The United States increased domestic oil production by around 48% between 2008-13. As the supply has peaked, the demand for oil has slowed down. Declining consumption of oil in Eurozone and Japan in recent times also complicated the situation. Demand even in the US fell. It is China which played a major role in the oil price fall, thanks to a slowdown in the Chinese economy. And the Opec’s announcement in November that it would not cut production in response to falling prices caused a further drop in oil price.

Although the US government earlier expected that Brent crude would average $68 a barrel in 2015, some traders forecast the price to be falling to $40 or even $30.

However, falling oil prices could be ‘a shot in the arm’ for the global economy, according to the International Monetary Fund. The fund estimates the recent drop in oil prices could add up to 0.7% to global economic output in 2015.

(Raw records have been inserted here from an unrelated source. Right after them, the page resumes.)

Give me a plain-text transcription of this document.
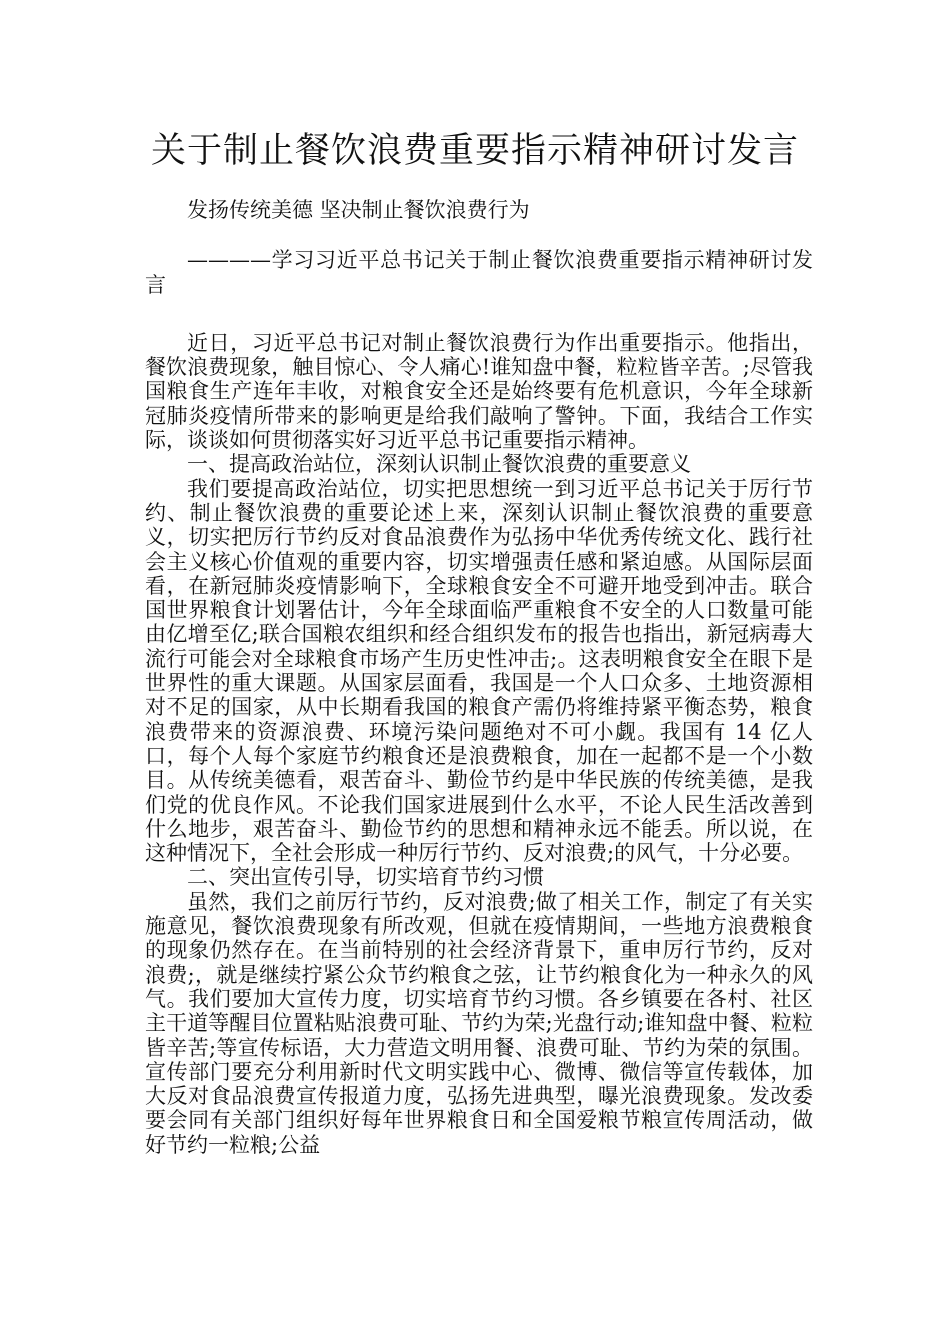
关于制止餐饮浪费重要指示精神研讨发言

发扬传统美德 坚决制止餐饮浪费行为

————学习习近平总书记关于制止餐饮浪费重要指示精神研讨发言

近日，习近平总书记对制止餐饮浪费行为作出重要指示。他指出，餐饮浪费现象，触目惊心、令人痛心!谁知盘中餐，粒粒皆辛苦。;尽管我国粮食生产连年丰收，对粮食安全还是始终要有危机意识，今年全球新冠肺炎疫情所带来的影响更是给我们敲响了警钟。下面，我结合工作实际，谈谈如何贯彻落实好习近平总书记重要指示精神。

一、提高政治站位，深刻认识制止餐饮浪费的重要意义

我们要提高政治站位，切实把思想统一到习近平总书记关于厉行节约、制止餐饮浪费的重要论述上来，深刻认识制止餐饮浪费的重要意义，切实把厉行节约反对食品浪费作为弘扬中华优秀传统文化、践行社会主义核心价值观的重要内容，切实增强责任感和紧迫感。从国际层面看，在新冠肺炎疫情影响下，全球粮食安全不可避开地受到冲击。联合国世界粮食计划署估计，今年全球面临严重粮食不安全的人口数量可能由亿增至亿;联合国粮农组织和经合组织发布的报告也指出，新冠病毒大流行可能会对全球粮食市场产生历史性冲击;。这表明粮食安全在眼下是世界性的重大课题。从国家层面看，我国是一个人口众多、土地资源相对不足的国家，从中长期看我国的粮食产需仍将维持紧平衡态势，粮食浪费带来的资源浪费、环境污染问题绝对不可小觑。我国有 14 亿人口，每个人每个家庭节约粮食还是浪费粮食，加在一起都不是一个小数目。从传统美德看，艰苦奋斗、勤俭节约是中华民族的传统美德，是我们党的优良作风。不论我们国家进展到什么水平，不论人民生活改善到什么地步，艰苦奋斗、勤俭节约的思想和精神永远不能丢。所以说，在这种情况下，全社会形成一种厉行节约、反对浪费;的风气，十分必要。

二、突出宣传引导，切实培育节约习惯

虽然，我们之前厉行节约，反对浪费;做了相关工作，制定了有关实施意见，餐饮浪费现象有所改观，但就在疫情期间，一些地方浪费粮食的现象仍然存在。在当前特别的社会经济背景下，重申厉行节约，反对浪费;，就是继续拧紧公众节约粮食之弦，让节约粮食化为一种永久的风气。我们要加大宣传力度，切实培育节约习惯。各乡镇要在各村、社区主干道等醒目位置粘贴浪费可耻、节约为荣;光盘行动;谁知盘中餐、粒粒皆辛苦;等宣传标语，大力营造文明用餐、浪费可耻、节约为荣的氛围。宣传部门要充分利用新时代文明实践中心、微博、微信等宣传载体，加大反对食品浪费宣传报道力度，弘扬先进典型，曝光浪费现象。发改委要会同有关部门组织好每年世界粮食日和全国爱粮节粮宣传周活动，做好节约一粒粮;公益
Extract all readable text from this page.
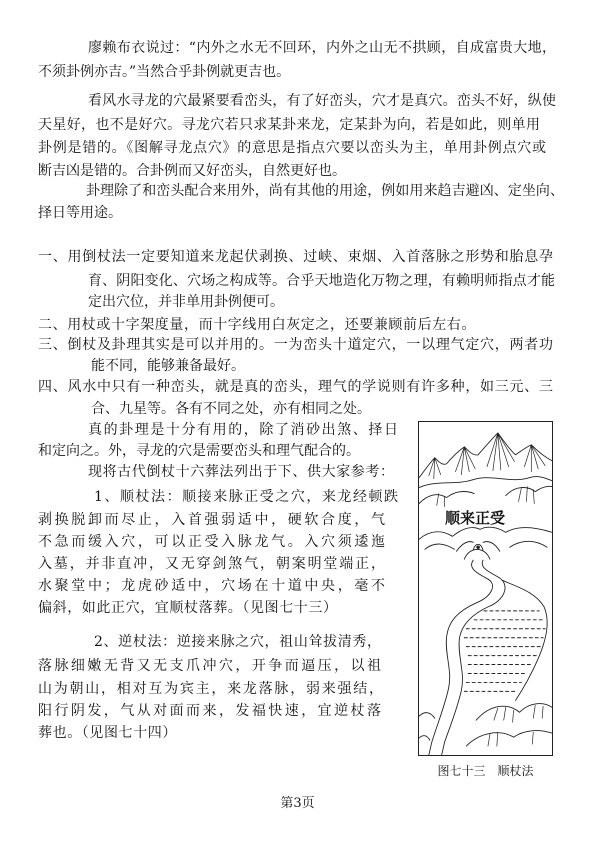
廖赖布衣说过：“内外之水无不回环，内外之山无不拱顾，自成富贵大地，
不须卦例亦吉。”当然合乎卦例就更吉也。
看风水寻龙的穴最紧要看峦头，有了好峦头，穴才是真穴。峦头不好，纵使
天星好，也不是好穴。寻龙穴若只求某卦来龙，定某卦为向，若是如此，则单用
卦例是错的。《图解寻龙点穴》的意思是指点穴要以峦头为主，单用卦例点穴或
断吉凶是错的。合卦例而又好峦头，自然更好也。
卦理除了和峦头配合来用外，尚有其他的用途，例如用来趋吉避凶、定坐向、
择日等用途。
一、用倒杖法一定要知道来龙起伏剥换、过峡、束烟、入首落脉之形势和胎息孕
育、阴阳变化、穴场之构成等。合乎天地造化万物之理，有赖明师指点才能
定出穴位，并非单用卦例便可。
二、用杖或十字架度量，而十字线用白灰定之，还要兼顾前后左右。
三、倒杖及卦理其实是可以并用的。一为峦头十道定穴，一以理气定穴，两者功
能不同，能够兼备最好。
四、风水中只有一种峦头，就是真的峦头，理气的学说则有许多种，如三元、三
合、九星等。各有不同之处，亦有相同之处。
真的卦理是十分有用的，除了消砂出煞、择日
和定向之。外，寻龙的穴是需要峦头和理气配合的。
现将古代倒杖十六葬法列出于下、供大家参考：
1、顺杖法：顺接来脉正受之穴，来龙经顿跌
剥换脱卸而尽止，入首强弱适中，硬软合度，气
不急而缓入穴，可以正受入脉龙气。入穴须逶迤
入墓，并非直冲，又无穿剑煞气，朝案明堂端正，
水聚堂中；龙虎砂适中，穴场在十道中央，毫不
偏斜，如此正穴，宜顺杖落葬。（见图七十三）
2、逆杖法：逆接来脉之穴，祖山耸拔清秀，
落脉细嫩无背又无支爪冲穴，开争而逼压，以祖
山为朝山，相对互为宾主，来龙落脉，弱来强结，
阳行阴发，气从对面而来，发福快速，宜逆杖落
葬也。（见图七十四）
顺来正受
图七十三　顺杖法
第3页
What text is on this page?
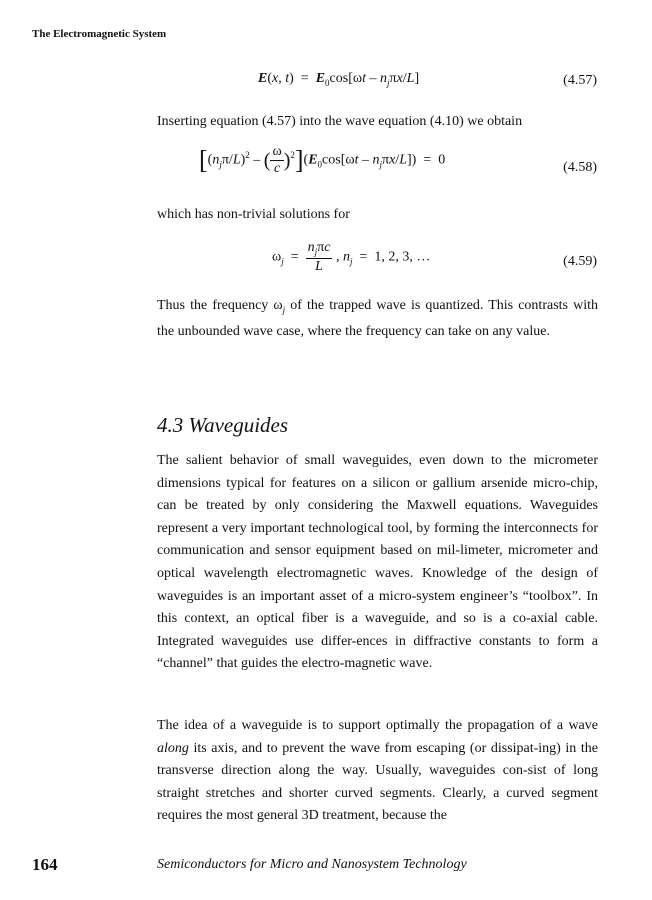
The Electromagnetic System
E(x, $t) = E_0\cos[\omega t - n_j\pi x/L]$	(4.57)
Inserting equation (4.57) into the wave equation (4.10) we obtain
[$(n_j\pi/L)^2$ – ( $\frac{\omega}{c} )^2](E_0\cos[\omega t - n_j\pi x/L]) = 0$	(4.58)
which has non-trivial solutions for
$\omega_j = \frac{n_j\pi c}{L}$ , $n_j = 1$, 2, 3, …	(4.59)
Thus the frequency $\omega_j$ of the trapped wave is quantized. This contrasts with the unbounded wave case, where the frequency can take on any value.
4.3 Waveguides
The salient behavior of small waveguides, even down to the micrometer dimensions typical for features on a silicon or gallium arsenide micro-chip, can be treated by only considering the Maxwell equations. Waveguides represent a very important technological tool, by forming the interconnects for communication and sensor equipment based on mil-limeter, micrometer and optical wavelength electromagnetic waves. Knowledge of the design of waveguides is an important asset of a micro-system engineer’s “toolbox”. In this context, an optical fiber is a waveguide, and so is a co-axial cable. Integrated waveguides use differ-ences in diffractive constants to form a “channel” that guides the electro-magnetic wave.
The idea of a waveguide is to support optimally the propagation of a wave along its axis, and to prevent the wave from escaping (or dissipat-ing) in the transverse direction along the way. Usually, waveguides con-sist of long straight stretches and shorter curved segments. Clearly, a curved segment requires the most general 3D treatment, because the
164	Semiconductors for Micro and Nanosystem Technology
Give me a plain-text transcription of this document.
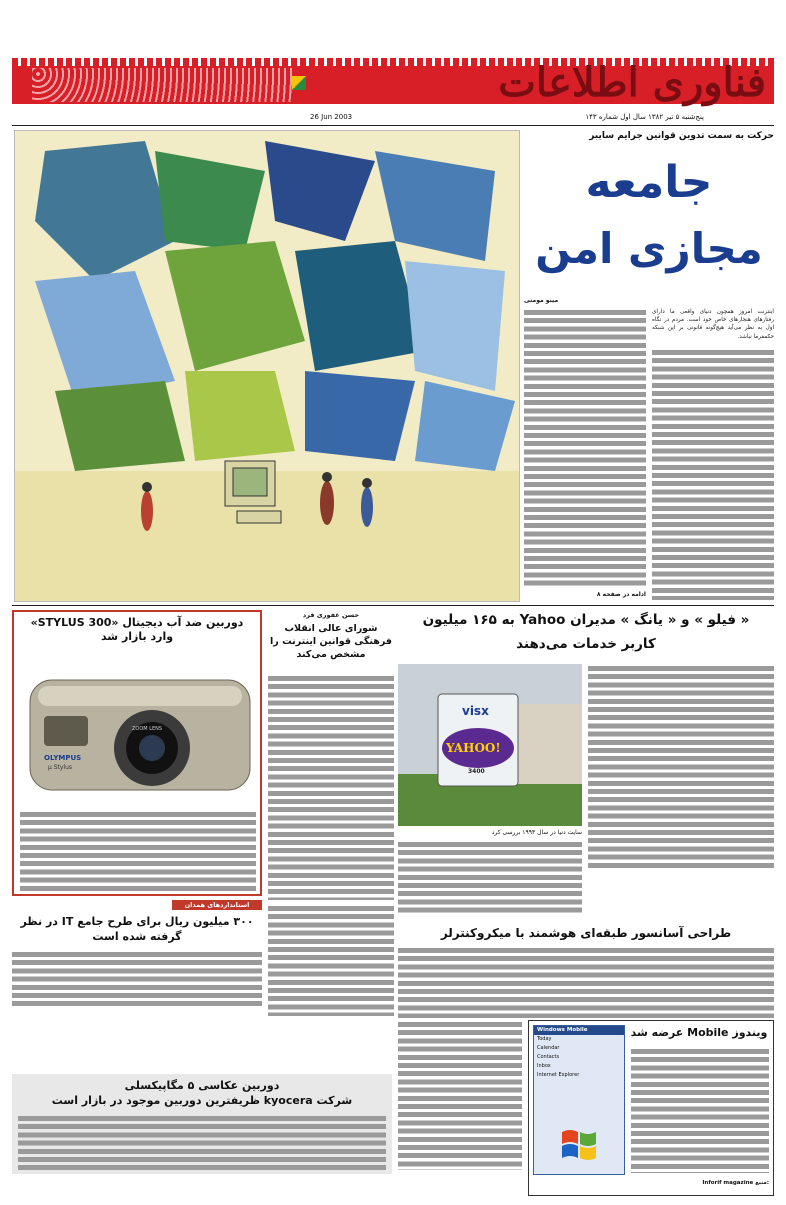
فناوری اطلاعات
پنج‌شنبه ۵ تیر ۱۳۸۲ سال اول شماره ۱۴۳
26 Jun 2003
حرکت به سمت تدوین قوانین جرایم سایبر
جامعه
مجازی امن
مینو مومنی
اینترنت امروز همچون دنیای واقعی ما دارای رفتارهای هنجارهای خاص خود است. مردم در نگاه اول به نظر می‌آید هیچ‌گونه قانونی بر این شبکه حکمفرما نباشد.
ادامه در صفحه ۸
دوربین ضد آب دیجیتال «STYLUS 300» وارد بازار شد
OLYMPUS
μ Stylus
ZOOM LENS
حسن غفوری فرد
شورای عالی انقلاب فرهنگی قوانین اینترنت را مشخص می‌کند
« فیلو » و « یانگ » مدیران Yahoo به ۱۶۵ میلیون
کاربر خدمات می‌دهند
visx
YAHOO!
3400
سایت دنیا در سال ۱۹۹۴ بررسی کرد
استانداردهای همدان
۳۰۰ میلیون ریال برای طرح جامع IT در نظر گرفته شده است	طراحی آسانسور طبقه‌ای هوشمند با میکروکنترلر
ویندوز Mobile عرضه شد
Windows Mobile
Today
Calendar
Contacts
Inbox
Internet Explorer
Inforif magazine منبع:
دوربین عکاسی ۵ مگاپیکسلی
شرکت kyocera ظریفترین دوربین موجود در بازار است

This falling price has also coincided with rising dollar prices that may affect many economies like China and Brazil. Russia has been at the receiving end of the fall of its currency against dollars and impacts of the price fall of oil, which is the main source of revenue.

Saudi Arabia and the Untied Arab Emirates are also losers in the price fall.

According to the Oxford Economics study, the US, a net oil importer, would accelerate economic growth to 3.8 percent in the next two years with oil at $40 a barrel, compared with 3 percent at $84.

 

Saudi Arabia, the world’s largest oil exporter and Opec’s most influential member, could support global oil prices by cutting back its own production, but there is little sign it wants to do this. Although Saudi Arabia needs oil prices to be around $85 in the longer term, it has deep pockets with a reserve fund of some $700bn – so can withstand lower prices for some time.

The biggest winner would be the Philippines, whose economic growth would accelerate to 7.6 percent on average over the next two years if oil fell to $40,

While cheaper oil helps consumers, business spending is said to have a bigger effect on equities, and oil companies are set to cut investments. Oil at $50 a barrel could trim $6 a share off earnings in the S&P 500 Index this year, according to Savita Subramanian and Dan Suzuki, New York-based strategists at Bank of America Corp.

One concern of central bankers is the effect of falling oil prices on inflation. If crude remains below $60 per barrel this quarter, global inflation will reach levels not seen since the worldwide recession ended in 2009, according to JP Morgan Securities LLC economists led by Bruce Kasman in New York.